Ahmed El Karm dévoile la bonne recette du développement régional

  • L’Amen Bank est disposée à participer à un fonds d’investissement pour la région du Jérid

Invité par l’association «  Les amis du Jérid », à l’occasion de la tenue de son premier forum international organisé à Tozeur du 21 au 24 mars 2013, Ahmed El Karm, vice-président et directeur général d’Amen Bank, est parti en quête d’une nouvelle approche du développement régional, et ce, dans le cadre d’un panel sur le thème : « Vers une nouvelle approche du développement régional ».

Évoquant le financement du développement régional, le directeur général d’Amen Bank s’est interrogé sur les axes et les options permettant de concevoir une nouvelle approche, voire une nouvelle recette pour le développement régional si l’on veut que cette problématique  soit considérée comme étant une priorité nationale.

A l’avenir, le développement régional, ce problème sempiternel de tous les gouvernements, doit être, selon M. El Karm, fondé sur un certain nombre d’ingrédients. Pour lui, il n’est plus aujourd’hui question d’imposer des stratégies de développement régional depuis le Centre.

Désormais, tout se joue au niveau des régions : « Les choix économiques, sociaux et culturels dans les régions devraient naître des régions intérieures elles-mêmes », précise-t-il. Pour lui, les régions sont les vrais centres du pouvoir. C’est l’approche centrale du développement régional de demain parce que ces stratégies doivent être accompagnées d’une volonté d’intégrer les répercussions sociales comme l’emploi et l’environnement.

Toute stratégie de développement régional doit, selon le directeur général d’Amen Bank, prendre en considération tous les avantages compétitifs de chaque région  et se concentrer sur ce qui y existe.

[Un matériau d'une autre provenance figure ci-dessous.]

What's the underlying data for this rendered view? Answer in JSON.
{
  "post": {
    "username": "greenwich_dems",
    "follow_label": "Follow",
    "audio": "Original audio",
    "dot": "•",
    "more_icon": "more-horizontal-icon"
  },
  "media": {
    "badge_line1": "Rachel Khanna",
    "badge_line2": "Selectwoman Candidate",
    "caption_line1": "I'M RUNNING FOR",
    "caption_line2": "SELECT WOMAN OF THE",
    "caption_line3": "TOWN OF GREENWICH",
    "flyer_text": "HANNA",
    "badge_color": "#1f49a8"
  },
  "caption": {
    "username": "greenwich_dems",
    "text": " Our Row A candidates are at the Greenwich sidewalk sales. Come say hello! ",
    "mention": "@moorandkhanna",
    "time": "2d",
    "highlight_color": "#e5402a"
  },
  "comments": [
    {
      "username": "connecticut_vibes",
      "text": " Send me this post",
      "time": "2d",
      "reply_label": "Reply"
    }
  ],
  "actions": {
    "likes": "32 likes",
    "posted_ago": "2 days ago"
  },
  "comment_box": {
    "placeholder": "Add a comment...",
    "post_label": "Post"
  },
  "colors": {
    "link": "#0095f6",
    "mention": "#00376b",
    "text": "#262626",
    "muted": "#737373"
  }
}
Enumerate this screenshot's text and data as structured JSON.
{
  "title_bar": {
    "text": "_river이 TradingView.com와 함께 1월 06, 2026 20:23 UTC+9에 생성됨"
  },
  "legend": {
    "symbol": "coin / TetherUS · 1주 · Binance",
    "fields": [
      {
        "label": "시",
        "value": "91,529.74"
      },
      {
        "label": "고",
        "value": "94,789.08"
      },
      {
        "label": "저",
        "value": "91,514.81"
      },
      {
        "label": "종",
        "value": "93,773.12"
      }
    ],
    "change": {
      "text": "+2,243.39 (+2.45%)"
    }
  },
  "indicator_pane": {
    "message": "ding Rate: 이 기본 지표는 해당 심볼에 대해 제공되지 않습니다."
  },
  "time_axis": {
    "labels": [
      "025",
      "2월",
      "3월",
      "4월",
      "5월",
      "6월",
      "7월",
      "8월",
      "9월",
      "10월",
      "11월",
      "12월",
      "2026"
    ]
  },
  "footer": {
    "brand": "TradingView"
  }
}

Pour convertir ces stratégies en projets, il faut également  mettre au point une stratégie de partenariat public-privé. Toutefois, l’Etat doit accorder des privilèges à chaque région et le secteur privé devrait être à même de créer des projets.   « La région doit construire son avenir et être en mesure de répondre aux exigences en matière de qualité et de compétences  pour attirer des investisseurs locaux et étrangers », renchérit Ahmed El Karm.

Pour une région comme le Jérid, spécialisée dans la culture des dattes, il propose de créer des « Market Makers » et de moderniser le secteur. Cette approche est applicable à toutes les régions du pays.

Pour le secteur touristique, le directeur général d’Amen Bank a insisté sur la nécessité de tirer les enseignements des « mauvaises expériences ».

S’agissant des potentialités et d’opportunités d’investissement, le directeur général d’Amen Bank n’a pas manqué de citer le secteur de la santé. Le coût abordable des services de santé, l’existence de l’infrastructure et le bon climat en Tunisie encouragent à créer  des zones de santé réservées à la création de laboratoires et cliniques.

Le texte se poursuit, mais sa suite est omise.